Amylose has C1-C4 glycosidic bonds so it is unbranched, whereas amylopectin has C1-C4 and C1-C6 glycosidic bonds so it is branched
Structure of starch related to its function (amylose)
Helical; compact for storage in the cell
Large polysaccharide molecule; cannot leave the cell
Insoluble in water, does not affect the water potential of the cell so there is no osmotic effect
Cellulose function
Provides strength and structural support to plant cell walls
Cellulose structure related to function
Every other beta-glucose molecule is inverted in a long, straight unbranched chain
Many hydrogen bonds link parallel strands to form microfibrils (strong fibres)
Hydrogen bonds are strong in high numbers, provide strength and structural support.
Benedicts test for reducing sugars
Add Benedicts reagent (blue due to copper (ii) sulfate) to the sample
Heat in a water bath
Positive = red precipitate (copper (ii) sulfate reduced to copper (i) oxide)
Benedicts test for non-reducing sugars
Add a few drops of dilute hydrochloric acid (hydrolyse sugar into its constituent reducing sugars)
Heat in a water bath
Neutralise with sodium bicarbonate
Add Benedicts solution and reheat
Positive = red precipitate
How a bond forms between amino acids
A condensation reaction between 2 amino acids forms a peptide bond
Protein primary structure
Sequence of amino acids in a polypeptide chain
Protein secondary structure
Hydrogen bonding between amino acids (between carbonyl O of one and amino H of another)

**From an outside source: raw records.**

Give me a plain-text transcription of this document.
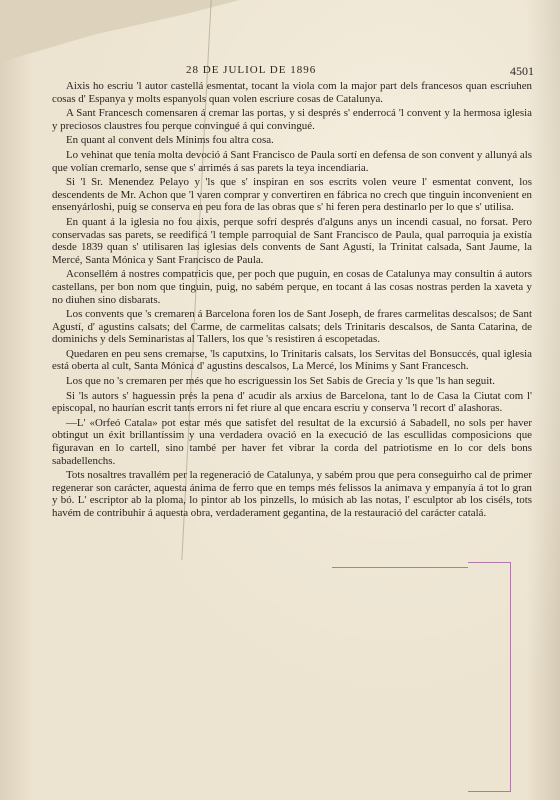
28 DE JULIOL DE 1896	4501

Aixis ho escriu 'l autor castellá esmentat, tocant la viola com la major part dels francesos quan escriuhen cosas d' Espanya y molts espanyols quan volen escriure cosas de Catalunya.

A Sant Francesch comensaren á cremar las portas, y si després s' enderrocá 'l convent y la hermosa iglesia y preciosos claustres fou perque convingué á qui convingué.

En quant al convent dels Mínims fou altra cosa.

Lo vehinat que tenía molta devoció á Sant Francisco de Paula sortí en defensa de son convent y allunyá als que volían cremarlo, sense que s' arrimés á sas parets la teya incendiaria.

Si 'l Sr. Menendez Pelayo y 'ls que s' inspiran en sos escrits volen veure l' esmentat convent, los descendents de Mr. Achon que 'l varen comprar y convertiren en fábrica no crech que tinguin inconvenient en ensenyárloshi, puig se conserva en peu fora de las obras que s' hi feren pera destinarlo per lo que s' utilisa.

En quant á la iglesia no fou aixis, perque sofrí després d'alguns anys un incendi casual, no forsat. Pero conservadas sas parets, se reedificá 'l temple parroquial de Sant Francisco de Paula, qual parroquia ja existía desde 1839 quan s' utilisaren las iglesias dels convents de Sant Agustí, la Trinitat calsada, Sant Jaume, la Mercé, Santa Mónica y Sant Francisco de Paula.

Aconsellém á nostres compatricis que, per poch que puguin, en cosas de Catalunya may consultin á autors castellans, per bon nom que tinguin, puig, no sabém perque, en tocant á las cosas nostras perden la xaveta y no diuhen sino disbarats.

Los convents que 's cremaren á Barcelona foren los de Sant Joseph, de frares carmelitas descalsos; de Sant Agustí, d' agustins calsats; del Carme, de carmelitas calsats; dels Trinitaris descalsos, de Santa Catarina, de dominichs y dels Seminaristas al Tallers, los que 's resistiren á escopetadas.

Quedaren en peu sens cremarse, 'ls caputxins, lo Trinitaris calsats, los Servitas del Bonsuccés, qual iglesia está oberta al cult, Santa Mónica d' agustins descalsos, La Mercé, los Mínims y Sant Francesch.

Los que no 's cremaren per més que ho escriguessin los Set Sabis de Grecia y 'ls que 'ls han seguit.

Si 'ls autors s' haguessin prés la pena d' acudir als arxius de Barcelona, tant lo de Casa la Ciutat com l' episcopal, no haurían escrit tants errors ni fet riure al que encara escriu y conserva 'l recort d' aIashoras.

—L' «Orfeó Catala» pot estar més que satisfet del resultat de la excursió á Sabadell, no sols per haver obtingut un éxit brillantíssim y una verdadera ovació en la execució de las escullidas composicions que figuravan en lo cartell, sino també per haver fet vibrar la corda del patriotisme en lo cor dels bons sabadellenchs.

Tots nosaltres travallém per la regeneració de Catalunya, y sabém prou que pera conseguirho cal de primer regenerar son carácter, aquesta ánima de ferro que en temps més felissos la animava y empanyía á tot lo gran y bó. L' escriptor ab la ploma, lo pintor ab los pinzells, lo músich ab las notas, l' esculptor ab los ciséls, tots havém de contribuhir á aquesta obra, verdaderament gegantina, de la restauració del carácter catalá.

Causes polypeptide chain to fold into repeating pattern eg alpha helix
Protein tertiary structure
Overall 3D structure of a polypeptide held together by interactions between amino acid side chains:
Ionic bonds/disulfide bridges/hydrogen bonds
Quaternary structure of proteins
Some proteins are made of 2+ polypeptide chains
Held together by more hydrogen, ionic and disulfide bonds
eg haemoglobin
Test for proteins
Add Biurets solution: sodium hydroxide + copper (ii) sulfate
Positive = purple
Detects presence of peptide bonds
Enzymes what do they do
Lowers the activation energy of the reaction it catalyses -> speeds up rate of reaction
Lock and key model
Old, outdated
Active site is a fixed shape, it is complementary to one substrate
After a successful collision, an enzyme-substrate complex forms leading to a reaction
Induced fit model
Recent, accepted
Before reaction, active site is not completely complementary to the substrate
Active site shape changes as substrate binds and enzyme-substrate complex forms.
This stresses/distorts bonds in substrate leading to a reaction
Specificity of enzymes
Enzymes have a specific shaped tertiary structure and active site.
Active site is complementary to a specific substrate
Only this substrate can bind to the active site, inducing fit and forming an enzyme-substrate complex.
Concentration effect on enzyme-controlled reactions
Increasing concentration of enzymes/substrate -> rate of reaction increases.
More enzymes/substrates, more available active sites, more successful enzyme-substrate collisions.
Plateaus due to enzyme/substrate limiting factor.
Temperature effect on enzyme-controlled reactions
Increasing temperature up to optimum -> rate of reaction increases
Increase in kinetic energy, more successful enzyme-substrate complexes.
Increase temperature above optimum: rate of reaction decreases as enzymes are denatured - their tertiary structure and active sites change shape and hydrogen/ionic bonds break.
pH effect on enzyme-controlled reactions
pH above/below optimum pH -> rate of reaction decreases
Enzymes are denatured - their tertiary structure and active sites change shape and hydrogen/ionic bonds break.
Complementary substrate can no longer bind to active site
Fewer collisions
Competitive inhibitors
Decrease rate of reaction
Similar shape to substrate so competes for active site so substrates can’t bind.
Fewer enzyme/substrate complexes
Increasing substrate concentration reduces effect of inhibitor
Non-competitive inhibitors
Decrease rate of reaction
Binds to site away from the active site so that the enzymes tertiary structure changes shape so substrate cannot bind to the active site anymore
Fewer enzyme/substrate complexes
Increasing substrate concentration has no effect on the rate of reaction as there is permanent change on the active site.